Nash Stineman is one of 60 children in the world diagnosed with SMARD – Spinal Muscular Atrophy with Respiratory Distress

Nash Stineman is like most toddlers. He loves cars and balls. But he can’t play like most toddlers. Nash has been diagnosed with SMARD – Spinal Muscular Atrophy with Respiratory Distress. 

Nash’s parents, Brittany and Bobby Stineman, said a person is five times more likely to win the lottery than inherit the rare disease.

"He inherited a bad copy of a gene from both my husband and myself," said Brittany Stineman. "It affects his ability to do everything from breathing, eating, walking, talking."

Nash has to go on a ventilator when he sleeps and has therapists visit his Lincolnshire home four days a week, but the Stineman’s believe Nash can thrive.
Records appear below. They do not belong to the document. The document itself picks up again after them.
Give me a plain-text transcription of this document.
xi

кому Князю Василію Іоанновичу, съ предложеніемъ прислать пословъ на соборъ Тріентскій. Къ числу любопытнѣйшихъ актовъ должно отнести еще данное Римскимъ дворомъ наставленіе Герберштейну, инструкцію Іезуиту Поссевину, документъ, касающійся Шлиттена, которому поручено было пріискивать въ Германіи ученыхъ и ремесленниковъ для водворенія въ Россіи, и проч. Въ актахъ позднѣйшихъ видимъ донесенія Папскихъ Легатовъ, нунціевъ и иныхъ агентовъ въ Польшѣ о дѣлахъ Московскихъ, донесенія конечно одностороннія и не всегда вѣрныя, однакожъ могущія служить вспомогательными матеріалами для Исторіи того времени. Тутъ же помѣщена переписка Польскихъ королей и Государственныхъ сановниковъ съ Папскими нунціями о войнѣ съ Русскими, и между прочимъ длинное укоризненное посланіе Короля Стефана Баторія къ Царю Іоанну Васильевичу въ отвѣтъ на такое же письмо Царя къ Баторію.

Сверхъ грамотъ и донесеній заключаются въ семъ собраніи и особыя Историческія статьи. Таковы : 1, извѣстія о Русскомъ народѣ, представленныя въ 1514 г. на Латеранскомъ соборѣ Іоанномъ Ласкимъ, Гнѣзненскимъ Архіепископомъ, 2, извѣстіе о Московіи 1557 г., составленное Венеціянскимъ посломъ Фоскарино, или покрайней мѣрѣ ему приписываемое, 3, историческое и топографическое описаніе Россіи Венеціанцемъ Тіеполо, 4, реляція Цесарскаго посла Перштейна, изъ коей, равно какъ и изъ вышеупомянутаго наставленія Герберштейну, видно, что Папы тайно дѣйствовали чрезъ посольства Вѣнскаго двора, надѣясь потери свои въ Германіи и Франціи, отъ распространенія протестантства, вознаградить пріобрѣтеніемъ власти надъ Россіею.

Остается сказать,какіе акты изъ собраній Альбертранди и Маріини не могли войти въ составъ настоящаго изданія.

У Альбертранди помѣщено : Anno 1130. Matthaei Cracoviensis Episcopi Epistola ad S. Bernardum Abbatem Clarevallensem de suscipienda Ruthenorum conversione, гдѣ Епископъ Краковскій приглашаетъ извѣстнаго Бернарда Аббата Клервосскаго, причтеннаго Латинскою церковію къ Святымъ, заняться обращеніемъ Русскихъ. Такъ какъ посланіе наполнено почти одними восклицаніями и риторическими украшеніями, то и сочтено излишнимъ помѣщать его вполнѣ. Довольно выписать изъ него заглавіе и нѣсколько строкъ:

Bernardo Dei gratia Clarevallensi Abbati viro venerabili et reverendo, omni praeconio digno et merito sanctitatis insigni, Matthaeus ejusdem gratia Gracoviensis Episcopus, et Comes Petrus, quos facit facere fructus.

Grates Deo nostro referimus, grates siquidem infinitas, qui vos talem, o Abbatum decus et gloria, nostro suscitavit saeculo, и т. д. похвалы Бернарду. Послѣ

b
"Hope is literally all that we have," Brittany said. "Every day is a challenge, but it’s one that we are willing to take on."
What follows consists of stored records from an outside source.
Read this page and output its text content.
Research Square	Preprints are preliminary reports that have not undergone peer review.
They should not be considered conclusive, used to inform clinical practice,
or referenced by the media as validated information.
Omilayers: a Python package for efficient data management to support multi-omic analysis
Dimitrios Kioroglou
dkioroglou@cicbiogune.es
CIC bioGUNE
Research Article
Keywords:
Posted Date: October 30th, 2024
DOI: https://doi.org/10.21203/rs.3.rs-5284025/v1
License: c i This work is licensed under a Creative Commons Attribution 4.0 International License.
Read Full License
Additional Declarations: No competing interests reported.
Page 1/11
The Stineman family started the non-profit "smashSMARD" and are raising money for gene therapy research with the hashtag #smashSMARDchallenge, where those raising funds smash a pie in their face and share the video on social media to raise awareness.

Even though they have no connection to the Stineman family, students at Sherwood Elementary School in Highland Park just participated in the challenge last week, raising $466. The students who raise the most money then smashed whipped cream pies in the faces of their principal, teachers and fellow students.

"Teaching these kids how to be good humans is the most important thing and that school is doing an awesome job," Brittany Stineman said.

The Stineman family hopes #smashSMARDchallenge takes off so the non-profit can fund gene therapy treatments that researchers say looks promising for Nash and the other 60 children in the world who share his rare diagnosis.

The non-profit is trying to raise $1.5 million to fund a human clinical trial in Ohio in 2020, and the Stinemans say they are willing to take on the challenge. 

"I have said I wouldn’t change my circumstances. I wouldn’t choose them, but I wouldn’t change them," Brittany said. "I so feel that our family was given this mountain because we will show that it can be moved. We will."